To learn how light affects the brain, functional magnetic resonance imaging (fMRI) studies have been used to show that blue light activates particular parts of the brain that can increase levels of norepinephrine[7] (a hormone and neurotransmitter that serves to alert the brain and body) and influence brain regions involved in cognitive processing. One aspect of cognition is working memory, which refers to temporary storage and manipulation of information required to guide learning, comprehension, and decision-making. Some studies[8] have looked at the effects of blue light exposure during working memory tests, but results have been equivocal. A recent review[9] suggested that a blue light exposure of 30 minutes or longer may be needed to observe performance-enhancing effects, and so previous studies using shorter exposures may not have been sufficient to observe measurable changes.

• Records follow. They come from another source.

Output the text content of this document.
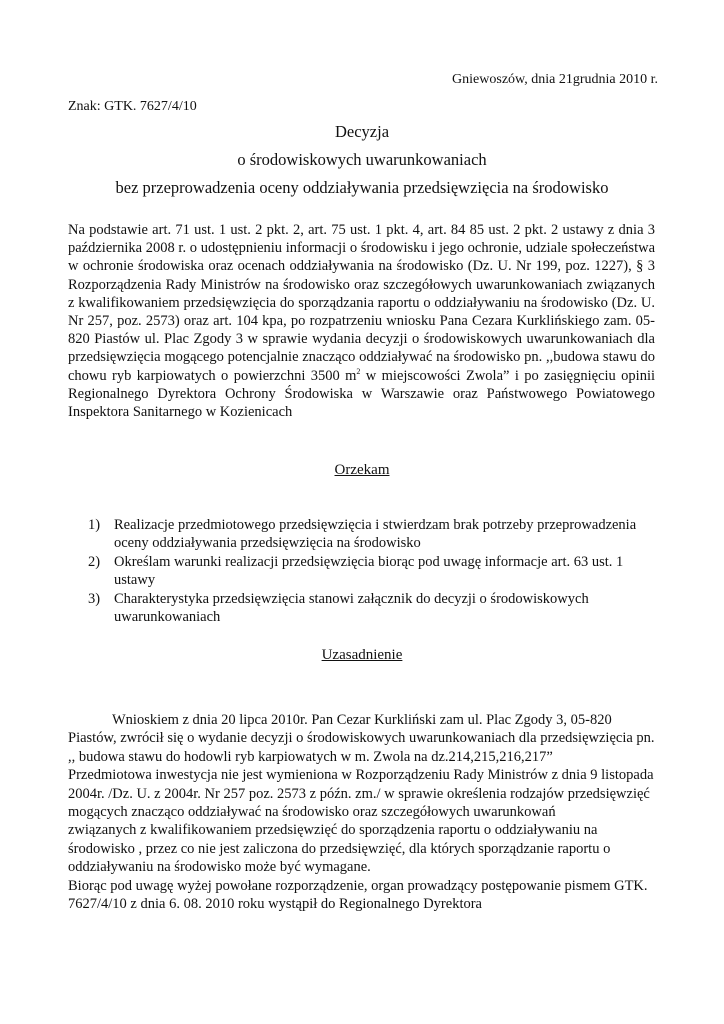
Gniewoszów, dnia 21grudnia 2010 r.
Znak: GTK. 7627/4/10
Decyzja
o środowiskowych uwarunkowaniach
bez przeprowadzenia oceny oddziaływania przedsięwzięcia na środowisko
Na podstawie art. 71 ust. 1 ust. 2 pkt. 2, art. 75 ust. 1 pkt. 4, art. 84 85 ust. 2 pkt. 2 ustawy z dnia 3 października 2008 r. o udostępnieniu informacji o środowisku i jego ochronie, udziale społeczeństwa w ochronie środowiska oraz ocenach oddziaływania na środowisko (Dz. U. Nr 199, poz. 1227), § 3 Rozporządzenia Rady Ministrów na środowisko oraz szczegółowych uwarunkowaniach związanych z kwalifikowaniem przedsięwzięcia do sporządzania raportu o oddziaływaniu na środowisko (Dz. U. Nr 257, poz. 2573) oraz art. 104 kpa, po rozpatrzeniu wniosku Pana Cezara Kurklińskiego zam. 05-820 Piastów ul. Plac Zgody 3 w sprawie wydania decyzji o środowiskowych uwarunkowaniach dla przedsięwzięcia mogącego potencjalnie znacząco oddziaływać na środowisko pn. ,,budowa stawu do chowu ryb karpiowatych o powierzchni 3500 $m^2$ w miejscowości Zwola” i po zasięgnięciu opinii Regionalnego Dyrektora Ochrony Środowiska w Warszawie oraz Państwowego Powiatowego Inspektora Sanitarnego w Kozienicach
Orzekam
1) Realizacje przedmiotowego przedsięwzięcia i stwierdzam brak potrzeby przeprowadzenia oceny oddziaływania przedsięwzięcia na środowisko
2) Określam warunki realizacji przedsięwzięcia biorąc pod uwagę informacje art. 63 ust. 1 ustawy
3) Charakterystyka przedsięwzięcia stanowi załącznik do decyzji o środowiskowych uwarunkowaniach
Uzasadnienie

Wnioskiem z dnia 20 lipca 2010r. Pan Cezar Kurkliński zam ul. Plac Zgody 3, 05-820 Piastów, zwrócił się o wydanie decyzji o środowiskowych uwarunkowaniach dla przedsięwzięcia pn. ,, budowa stawu do hodowli ryb karpiowatych w m. Zwola na dz.214,215,216,217”

Przedmiotowa inwestycja nie jest wymieniona w Rozporządzeniu Rady Ministrów z dnia 9 listopada 2004r. /Dz. U. z 2004r. Nr 257 poz. 2573 z późn. zm./ w sprawie określenia rodzajów przedsięwzięć mogących znacząco oddziaływać na środowisko oraz szczegółowych uwarunkowań

związanych z kwalifikowaniem przedsięwzięć do sporządzenia raportu o oddziaływaniu na środowisko , przez co nie jest zaliczona do przedsięwzięć, dla których sporządzanie raportu o oddziaływaniu na środowisko może być wymagane.

Biorąc pod uwagę wyżej powołane rozporządzenie, organ prowadzący postępowanie pismem GTK. 7627/4/10 z dnia 6. 08. 2010 roku wystąpił do Regionalnego Dyrektora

Research in this area is fairly limited, and has yet to fully investigate whether exposure to blue light can alter cognitive performance after cessation of a single dose of daytime blue light. Previous studies have tested people during, but not after, light exposure. This study asked the question of whether the effect persists after the exposure by measuring working memory performance and associated brain activation after a prior 30-minute exposure of continuous blue-wavelength light.
Light exposure has a large impact on a number of physiological functions including hormonal cycles and cognitive performance, with different wavelengths (colors) having different impacts. The goal of this study was to measure working memory performance after participants were exposed to 30 minutes of blue light.